We are not Christians because we do the virtues, we are Christians because of Christ.  If, you and I remain focused on the steps, and think that this is what Christianity is all about, we will never reach the purpose and goal Jesus set out for us; we will never actually ‘love one another as he first loved us.’  If we just passionately concern ourselves with the fivefold virtues, we will destroy one another by constantly looking at each other’s life folds, spying on who is or who isn’t folding correctly; challenging each other to aspire to greater and more folds.  Even boasting we have reached the final outcome, listing off all five virtues.  

It is not to be like that.  To focus on the folds of our work and not on Christ, is a confusion of law and gospel; it makes the law more important than the gospel; it destroys rather than builds up.  St Paul, in Galatians 5:15, warns not to make this mistake saying ‘If you keep on biting and devouring each other, watch out or you will be destroyed by each other.’ Lutheran theologian, Scaer said ‘‘It is … the proper distinction between Law and Gospel that the gospel be recognised as the ‘higher Word’, which is to be God’s final Word for the terrified sinner.’ (David P. Scaer; 21)

Christianity is not about moral improvement or even achieving an honourable life.  Jesus never called for a new moral religion.  He called for repentance and faith in him.  He calls us to repent and to let go of our personal attempts at using passages like Hebrews 13 to fold and mould ourselves into better people. Instead, he announces that it is by faith in him alone; in his life, his death and his resurrection, as the only way, truth and life that will make us godly people pleasing to him. 

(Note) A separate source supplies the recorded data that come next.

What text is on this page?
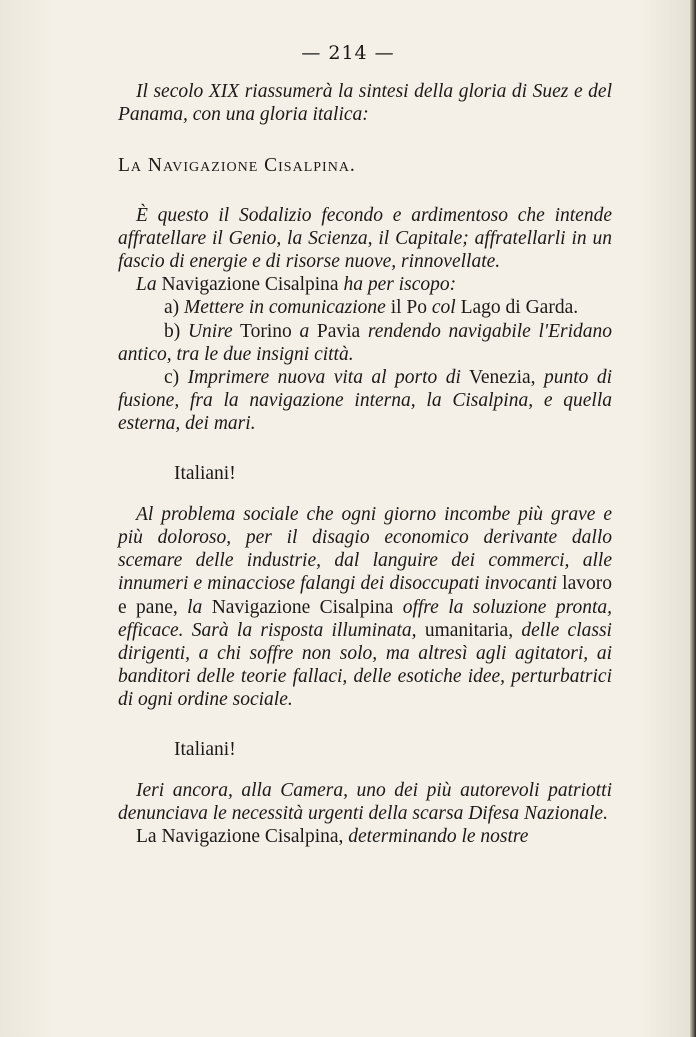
— 214 —

Il secolo XIX riassumerà la sintesi della gloria di Suez e del Panama, con una gloria italica:

La Navigazione Cisalpina.

È questo il Sodalizio fecondo e ardimentoso che intende affratellare il Genio, la Scienza, il Capitale; affratellarli in un fascio di energie e di risorse nuove, rinnovellate.

La Navigazione Cisalpina ha per iscopo:

a) Mettere in comunicazione il Po col Lago di Garda.

b) Unire Torino a Pavia rendendo navigabile l'Eridano antico, tra le due insigni città.

c) Imprimere nuova vita al porto di Venezia, punto di fusione, fra la navigazione interna, la Cisalpina, e quella esterna, dei mari.

Italiani!

Al problema sociale che ogni giorno incombe più grave e più doloroso, per il disagio economico derivante dallo scemare delle industrie, dal languire dei commerci, alle innumeri e minacciose falangi dei disoccupati invocanti lavoro e pane, la Navigazione Cisalpina offre la soluzione pronta, efficace. Sarà la risposta illuminata, umanitaria, delle classi dirigenti, a chi soffre non solo, ma altresì agli agitatori, ai banditori delle teorie fallaci, delle esotiche idee, perturbatrici di ogni ordine sociale.

Italiani!

Ieri ancora, alla Camera, uno dei più autorevoli patriotti denunciava le necessità urgenti della scarsa Difesa Nazionale.

La Navigazione Cisalpina, determinando le nostre
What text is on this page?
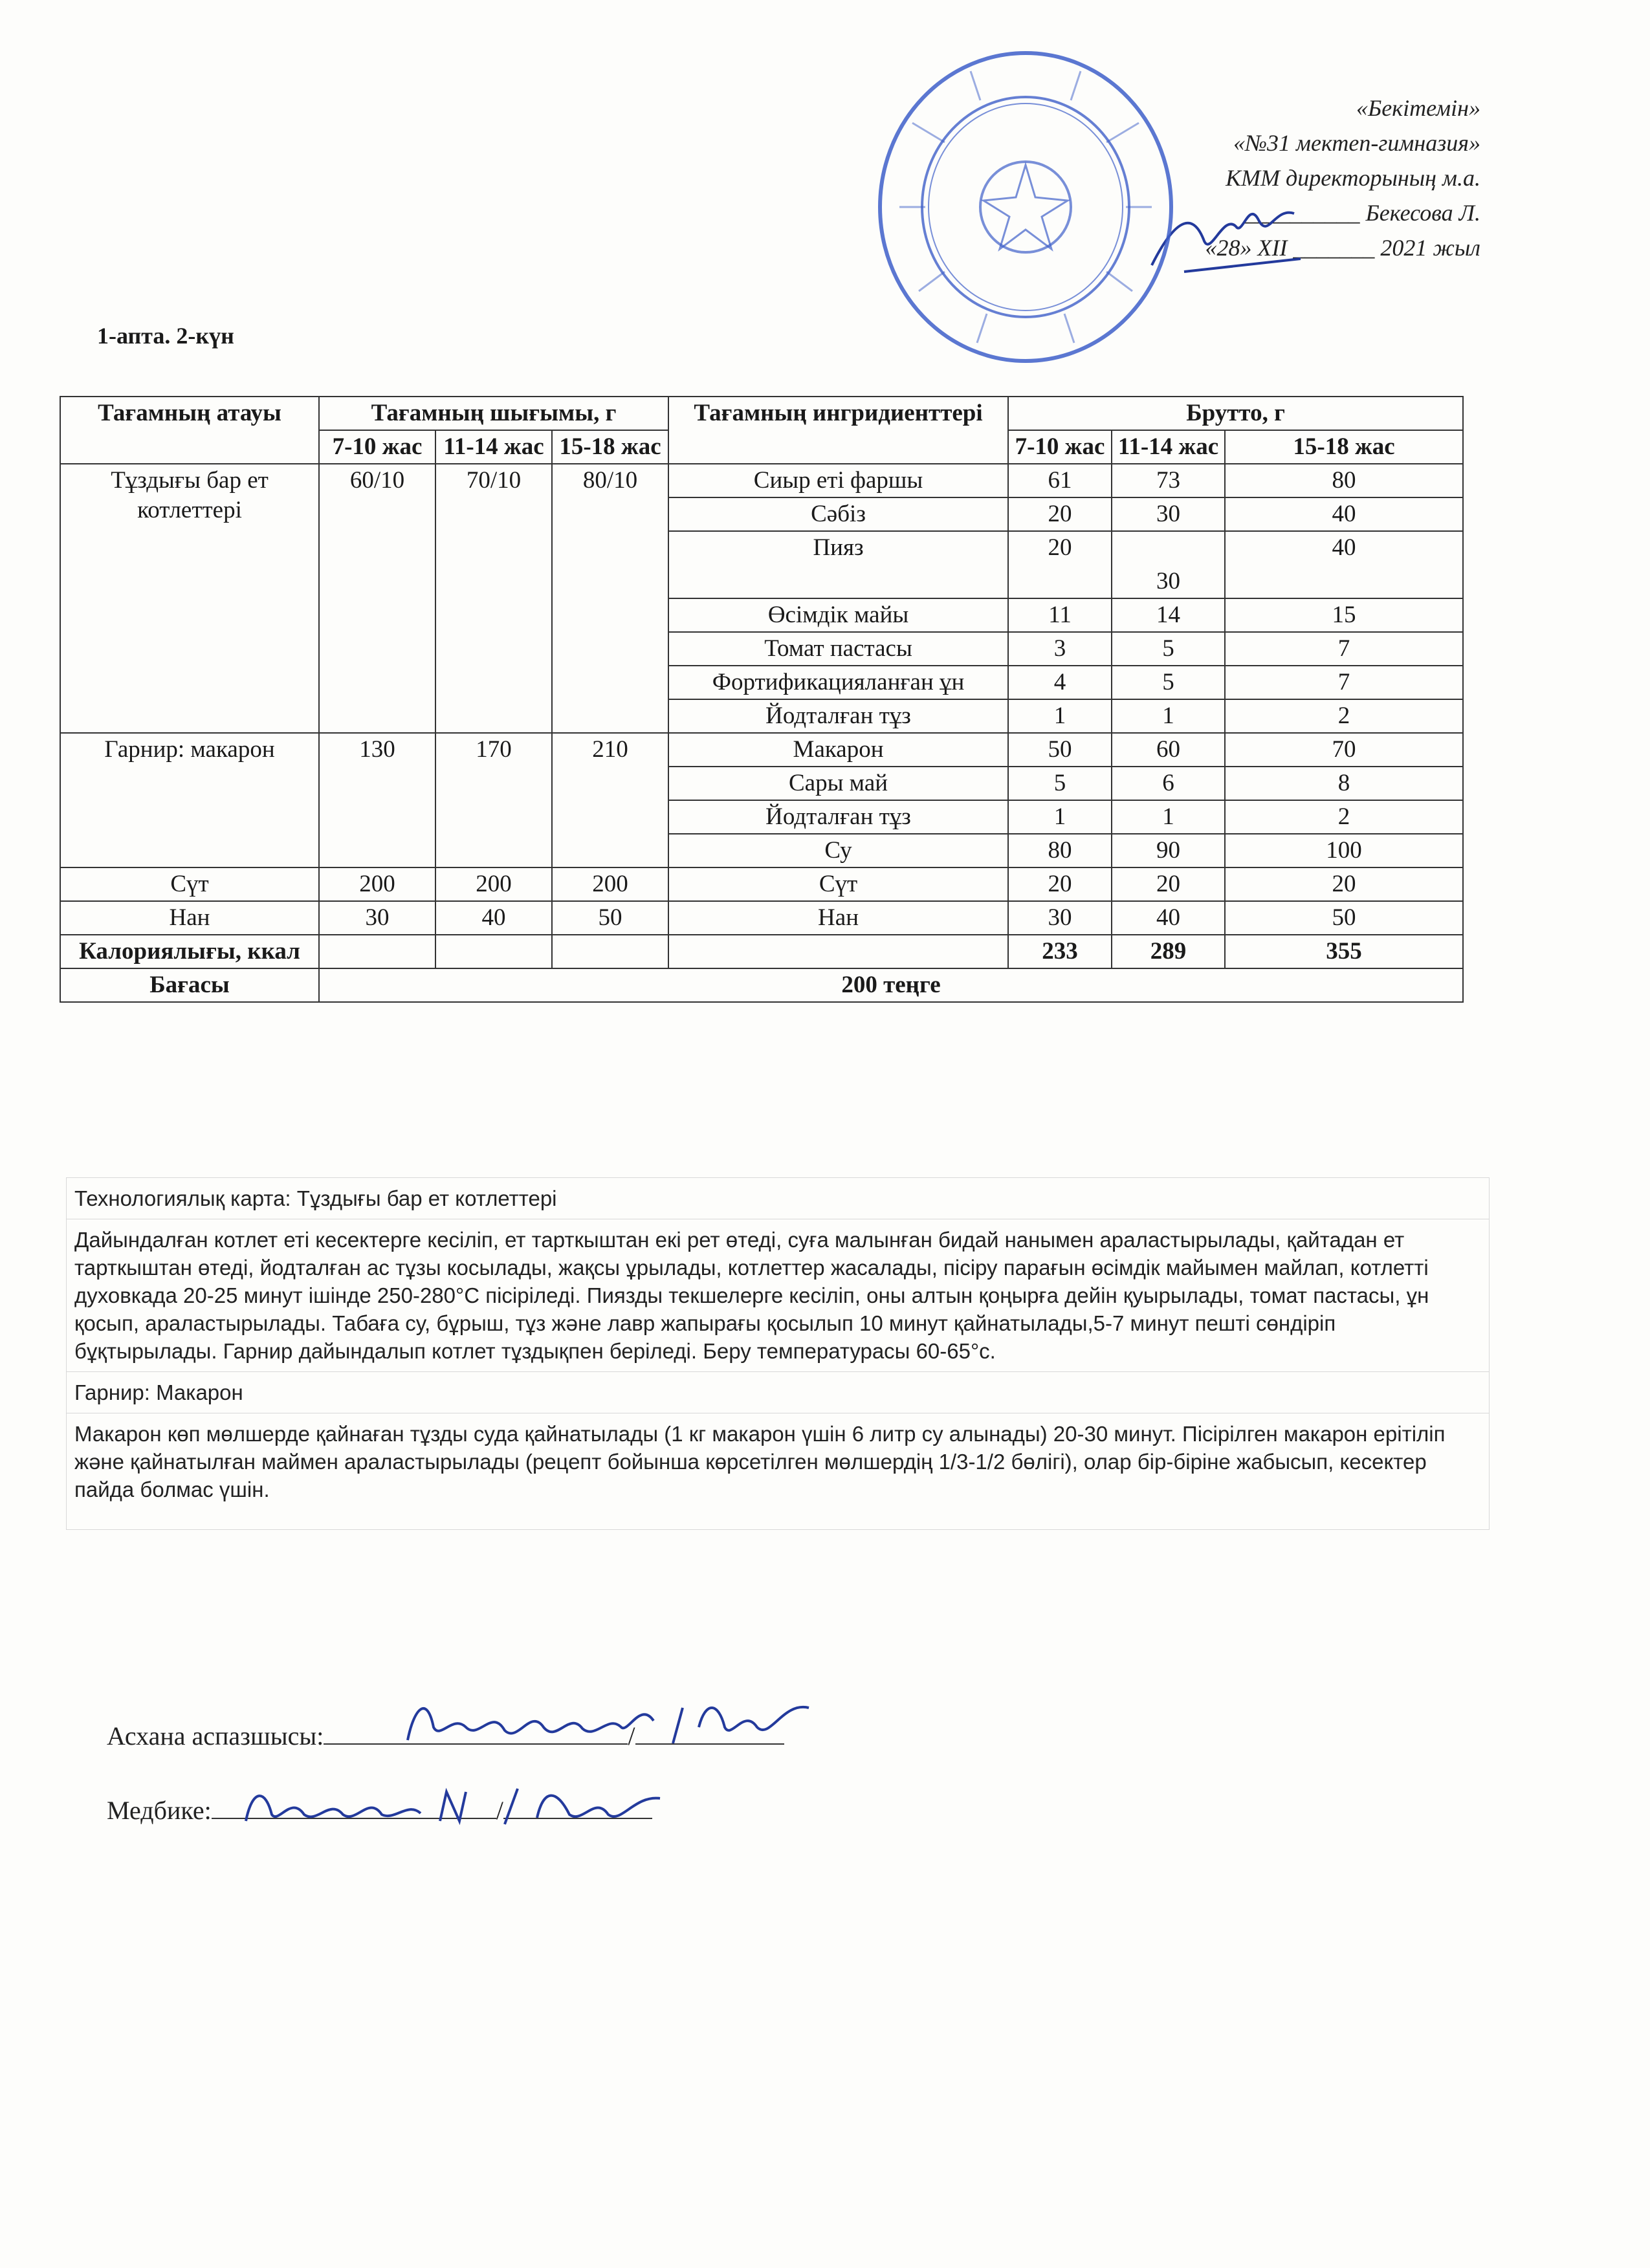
«Бекітемін»
«№31 мектеп-гимназия»
КММ директорының м.а.
__________ Бекесова Л.
«28» XII _______ 2021 жыл
1-апта. 2-күн
Тағамның атауы	Тағамның шығымы, г			Тағамның ингридиенттері	Брутто, г		
	7-10 жас	11-14 жас	15-18 жас		7-10 жас	11-14 жас	15-18 жас
Тұздығы бар ет котлеттері	60/10	70/10	80/10	Сиыр еті фаршы	61	73	80
				Сәбіз	20	30	40
				Пияз	20	30	40
				Өсімдік майы	11	14	15
				Томат пастасы	3	5	7
				Фортификацияланған ұн	4	5	7
				Йодталған тұз	1	1	2
Гарнир: макарон	130	170	210	Макарон	50	60	70
				Сары май	5	6	8
				Йодталған тұз	1	1	2
				Су	80	90	100
Сүт	200	200	200	Сүт	20	20	20
Нан	30	40	50	Нан	30	40	50
Калориялығы, ккал					233	289	355
Бағасы	200 теңге						
Технологиялық карта: Тұздығы бар ет котлеттері
Дайындалған котлет еті кесектерге кесіліп, ет тарткыштан екі рет өтеді, суға малынған бидай нанымен араластырылады, қайтадан ет тарткыштан өтеді, йодталған ас тұзы косылады, жақсы ұрылады, котлеттер жасалады, пісіру парағын өсімдік майымен майлап, котлетті духовкада 20-25 минут ішінде 250-280°С пісіріледі. Пиязды текшелерге кесіліп, оны алтын қоңырға дейін қуырылады, томат пастасы, ұн қосып, араластырылады. Табаға су, бұрыш, тұз және лавр жапырағы қосылып 10 минут қайнатылады,5-7 минут пешті сөндіріп бұқтырылады. Гарнир дайындалып котлет тұздықпен беріледі. Беру температурасы 60-65°с.
Гарнир: Макарон
Макарон көп мөлшерде қайнаған тұзды суда қайнатылады (1 кг макарон үшін 6 литр су алынады) 20-30 минут. Пісірілген макарон ерітіліп және қайнатылған маймен араластырылады (рецепт бойынша көрсетілген мөлшердің 1/3-1/2 бөлігі), олар бір-біріне жабысып, кесектер пайда болмас үшін.
Асхана аспазшысы:	/
Медбике:	/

First and primarily, Christianity is about the Triune God.  It is not a religion of methods, of steps or of virtues.  It is a proclamation, an announcement that Jesus died in our place; that he rose again, that he ascended to the Father, that he now intercedes and lives for us, so that we can enter heaven together with him. Faith takes hold of and tells us that God, through our baptism is the one who folds us, moulds us and creates us into ‘Christ like’ people.  As St Paul says “It is no longer I who lives, but Christ who lives in me.”  The good news is that God does not seek out people that are pleasing and lovable to him, but that he makes us, who are unlovable, into people who are loved by him and pleasing to him. 

The fivefold Christian virtues are not rules simply to be observed, thus becoming the catalyst to destroying one another.  They teach us, as beginners, how we can fold our lives in ways that appropriately respond to our saviour and teacher Jesus, as St John writes “We love because he first loved us.”   As we grow in this, the folds we make, over and over again, become less and less significant; the five virtues in Hebrews 13 just become who we are.  Our focus changes from us to others; from our efforts to the results, from me and what I am doing, to you and how you are benefiting, thus fulfilling Jesus command “Love one another as I have loved you.”